Just started GPU's on Einstein [Archive]

rgathright

07-11-11, 04:55 PM

Does anyone have some advice for proper setup of the NVIDIA video cards in my machine on Einstein@home?

Fire$torm

07-11-11, 06:42 PM

I have not run the Einstein Cuda app but......

I do not believe the Cuda app is multi-threaded so you should see one wu for each GPU crunching it. For OverClocking your nVidia start at stock clocks and run a wu while checking GPU temp. When the wu is finished pause GPU work and up the GPU clock 20~25 Mhz and crunch another wu, again while monitoring GPU temp. Keep doing this until you reach the highest temp you are comfortable with or until you hit that cards OC limit. Whcih ever comes first. Then you are set to crunch to your hearts content.

:-bd

Edit: I would suggest leaving the nVidia Mem Clocks at stock. Uping mem clock just adds a lot of heat without a significant increase in crunching performance.

Bryan

07-11-11, 11:15 PM

Check the forum for an app_info. Several of the top computers show as "anonymous platform" and it appears they are running 3 wu at a time. A GTX 570 appears to get about 32k per day. This is a pure guess on my part!

Fire$torm

07-11-11, 11:35 PM

Check the forum for an app_info. Several of the top computers show as "anonymous platform" and it appears they are running 3 wu at a time. A GTX 570 appears to get about 32k per day. This is a pure guess on my part!

Yeah, what he said....

rgathright

07-12-11, 08:43 AM

I have yet to reach full utilization of my GPU's in the computer.

Over at PrimeGrid, I was routinely hitting 192F on my 3 GPU's, now I am lucky to hit 160F at Einstein.

Should I tweak my Boinc settings to dedicate more cpu resources to the management of these Einstein CUDA WU's?

As always, THANK YOU for you support!

Bryan

07-12-11, 03:20 PM

Before you mess with your BOINC settings do this:

1. Use GPU-Z to monitor your GPU loading.
2. Go into BOINC Projects and suspend all CPU projects.
3. If the loading jumps up then the problem is with your CPU usage and if it doesn't then the problem is with the Einstein program.

I think this is why folks are running an app_info (anonymous platform) and crunching multiple wu at a time per card.

rgathright

07-12-11, 05:02 PM

I have very bad luck with app_info...

I move my CPU's between sub-projects and projects often.

Would changing my App_info affect this?

Can you give me a link that will explain what exactly I need to modify in the XML file?

THANKS!:D

Bryan

07-12-11, 07:04 PM

The app_info only affects the individual project.
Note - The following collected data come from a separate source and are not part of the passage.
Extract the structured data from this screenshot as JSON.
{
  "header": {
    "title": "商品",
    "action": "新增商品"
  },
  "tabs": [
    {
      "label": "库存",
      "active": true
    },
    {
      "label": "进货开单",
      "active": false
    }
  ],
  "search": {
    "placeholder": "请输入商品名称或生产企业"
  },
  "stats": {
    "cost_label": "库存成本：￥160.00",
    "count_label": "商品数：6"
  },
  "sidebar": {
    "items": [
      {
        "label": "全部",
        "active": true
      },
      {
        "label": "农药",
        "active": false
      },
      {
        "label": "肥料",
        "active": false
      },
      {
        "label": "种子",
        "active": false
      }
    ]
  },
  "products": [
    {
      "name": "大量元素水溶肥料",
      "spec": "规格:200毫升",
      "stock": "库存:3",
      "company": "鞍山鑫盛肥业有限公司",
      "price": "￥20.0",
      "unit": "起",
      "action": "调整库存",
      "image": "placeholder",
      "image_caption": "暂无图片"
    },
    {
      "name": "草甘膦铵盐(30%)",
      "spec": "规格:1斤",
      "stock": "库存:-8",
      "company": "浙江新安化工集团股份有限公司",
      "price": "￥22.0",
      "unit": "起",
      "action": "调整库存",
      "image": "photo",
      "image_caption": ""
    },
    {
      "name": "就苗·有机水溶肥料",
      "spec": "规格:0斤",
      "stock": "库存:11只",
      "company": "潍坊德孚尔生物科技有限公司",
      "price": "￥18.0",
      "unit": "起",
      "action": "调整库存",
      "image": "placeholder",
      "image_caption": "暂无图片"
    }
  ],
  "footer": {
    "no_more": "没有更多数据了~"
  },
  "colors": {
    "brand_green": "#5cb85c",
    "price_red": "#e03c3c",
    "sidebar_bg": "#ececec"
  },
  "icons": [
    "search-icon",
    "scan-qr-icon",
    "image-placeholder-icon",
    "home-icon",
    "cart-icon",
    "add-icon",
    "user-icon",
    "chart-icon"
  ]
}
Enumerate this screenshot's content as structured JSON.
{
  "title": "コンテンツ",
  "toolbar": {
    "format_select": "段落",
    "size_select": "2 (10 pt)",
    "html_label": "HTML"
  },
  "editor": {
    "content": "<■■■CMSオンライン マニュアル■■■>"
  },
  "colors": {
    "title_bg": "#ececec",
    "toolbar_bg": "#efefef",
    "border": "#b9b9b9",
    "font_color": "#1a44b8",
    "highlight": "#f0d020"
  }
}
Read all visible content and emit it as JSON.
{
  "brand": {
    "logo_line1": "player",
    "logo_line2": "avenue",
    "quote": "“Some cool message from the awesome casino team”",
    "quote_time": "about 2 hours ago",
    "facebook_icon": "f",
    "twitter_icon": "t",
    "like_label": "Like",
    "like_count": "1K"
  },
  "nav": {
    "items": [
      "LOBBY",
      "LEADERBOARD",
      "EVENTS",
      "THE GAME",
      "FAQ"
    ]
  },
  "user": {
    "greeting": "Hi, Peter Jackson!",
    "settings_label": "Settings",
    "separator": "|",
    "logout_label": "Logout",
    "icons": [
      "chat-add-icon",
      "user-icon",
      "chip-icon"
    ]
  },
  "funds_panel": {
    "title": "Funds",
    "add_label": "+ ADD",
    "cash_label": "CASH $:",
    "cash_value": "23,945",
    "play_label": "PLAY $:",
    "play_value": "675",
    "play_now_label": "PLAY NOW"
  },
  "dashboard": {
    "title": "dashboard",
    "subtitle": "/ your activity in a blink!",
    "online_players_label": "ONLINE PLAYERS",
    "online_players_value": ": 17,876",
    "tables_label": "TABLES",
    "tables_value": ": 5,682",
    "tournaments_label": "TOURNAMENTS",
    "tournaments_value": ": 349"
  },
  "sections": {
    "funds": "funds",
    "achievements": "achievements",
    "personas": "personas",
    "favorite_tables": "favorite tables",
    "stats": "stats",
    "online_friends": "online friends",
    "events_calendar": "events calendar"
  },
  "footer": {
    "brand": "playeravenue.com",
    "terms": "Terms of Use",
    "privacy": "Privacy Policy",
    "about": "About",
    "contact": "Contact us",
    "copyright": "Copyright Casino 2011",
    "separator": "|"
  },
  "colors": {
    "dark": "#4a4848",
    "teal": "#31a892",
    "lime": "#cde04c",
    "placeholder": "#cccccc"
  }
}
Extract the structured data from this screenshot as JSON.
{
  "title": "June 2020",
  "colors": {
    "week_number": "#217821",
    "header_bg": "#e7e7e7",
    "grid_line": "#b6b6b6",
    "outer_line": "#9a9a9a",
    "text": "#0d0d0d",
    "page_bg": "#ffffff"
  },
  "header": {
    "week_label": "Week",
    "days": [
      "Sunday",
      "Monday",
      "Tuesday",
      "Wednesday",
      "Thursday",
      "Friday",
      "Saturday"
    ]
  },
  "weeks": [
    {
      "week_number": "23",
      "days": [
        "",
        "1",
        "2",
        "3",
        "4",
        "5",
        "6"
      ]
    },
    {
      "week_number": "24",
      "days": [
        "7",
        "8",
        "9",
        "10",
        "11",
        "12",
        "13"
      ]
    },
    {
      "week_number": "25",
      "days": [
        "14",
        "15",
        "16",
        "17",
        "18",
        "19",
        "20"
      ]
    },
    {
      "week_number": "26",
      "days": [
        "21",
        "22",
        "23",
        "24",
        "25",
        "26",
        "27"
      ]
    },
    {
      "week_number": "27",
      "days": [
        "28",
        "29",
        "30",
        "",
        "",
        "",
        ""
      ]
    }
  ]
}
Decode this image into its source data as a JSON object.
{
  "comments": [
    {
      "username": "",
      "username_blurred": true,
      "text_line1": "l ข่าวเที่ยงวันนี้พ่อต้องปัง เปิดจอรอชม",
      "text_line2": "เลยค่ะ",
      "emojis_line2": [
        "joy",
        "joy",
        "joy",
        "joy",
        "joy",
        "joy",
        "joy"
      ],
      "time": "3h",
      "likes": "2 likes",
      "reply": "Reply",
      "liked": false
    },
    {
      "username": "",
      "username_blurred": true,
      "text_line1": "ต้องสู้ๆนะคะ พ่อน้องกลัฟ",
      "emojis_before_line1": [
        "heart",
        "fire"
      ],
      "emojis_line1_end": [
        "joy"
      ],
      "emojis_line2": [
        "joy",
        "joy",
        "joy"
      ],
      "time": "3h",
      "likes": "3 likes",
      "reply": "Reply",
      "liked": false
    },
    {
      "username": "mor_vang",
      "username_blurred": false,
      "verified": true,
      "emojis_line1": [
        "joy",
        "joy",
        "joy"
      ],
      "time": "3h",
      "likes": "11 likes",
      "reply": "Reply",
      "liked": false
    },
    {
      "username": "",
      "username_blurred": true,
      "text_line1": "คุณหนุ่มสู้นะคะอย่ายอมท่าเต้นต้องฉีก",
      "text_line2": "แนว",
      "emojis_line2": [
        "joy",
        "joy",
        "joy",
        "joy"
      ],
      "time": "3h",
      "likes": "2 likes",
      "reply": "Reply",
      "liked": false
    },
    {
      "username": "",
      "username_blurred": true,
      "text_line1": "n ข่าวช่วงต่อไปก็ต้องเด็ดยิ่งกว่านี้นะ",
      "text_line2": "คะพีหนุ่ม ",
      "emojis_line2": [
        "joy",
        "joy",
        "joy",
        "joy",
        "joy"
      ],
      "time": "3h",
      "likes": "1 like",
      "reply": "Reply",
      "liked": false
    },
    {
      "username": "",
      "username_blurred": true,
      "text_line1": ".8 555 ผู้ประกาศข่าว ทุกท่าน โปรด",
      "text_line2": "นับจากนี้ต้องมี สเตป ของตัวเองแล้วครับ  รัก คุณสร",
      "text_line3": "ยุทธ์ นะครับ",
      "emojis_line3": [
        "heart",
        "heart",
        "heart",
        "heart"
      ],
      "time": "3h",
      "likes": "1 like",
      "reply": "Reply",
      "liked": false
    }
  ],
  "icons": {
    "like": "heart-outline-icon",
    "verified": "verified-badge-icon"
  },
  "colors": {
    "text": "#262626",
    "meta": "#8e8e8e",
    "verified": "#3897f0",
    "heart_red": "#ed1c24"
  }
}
It is installed in the Boinc/projects/einstein directory.

Do a search on the Einstein forum for app_info and if you find one then copy it to "Wordpad" and then save it to the Einstein project folder as a text file BUT put the extension .XML. So it will be app_info.xml ..... You can try Notepad which is preferable but sometimes when copying from a forum page it screws up the formatting.

Usually in that file you will find one of the commands that says something like <count>.5</count>
That tells BOINC to have the GPU crunch 2 wu at a time.

Once that is in the project folder then STOP and RESTART BOINC. You will lose all the existing wu in your cache but it should download new ones and then start crunching 2 or if you use .33 instead of .5 it will start working on 3 of them.

Fire$torm

07-12-11, 08:22 PM

I am working on one right now. So far it keeps crapping out. Debugging is a PITA.

I'll post results soon.

Bryan

07-12-11, 09:40 PM

F$, I did a search on their forums for app_info and a couple actually showed up in the thread listings. I didn't look at them but it may give you a starting point.

zombie67

07-12-11, 09:53 PM

If I remember correctly, the GPU app still uses a LOT of CPU. And the GPU us under utilized. You will probably be better off crunching with just CPU, and using your GPU elsewhere more productive.

Fire$torm

07-12-11, 10:53 PM

F$, I did a search on their forums for app_info and a couple actually showed up in the thread listings. I didn't look at them but it may give you a starting point.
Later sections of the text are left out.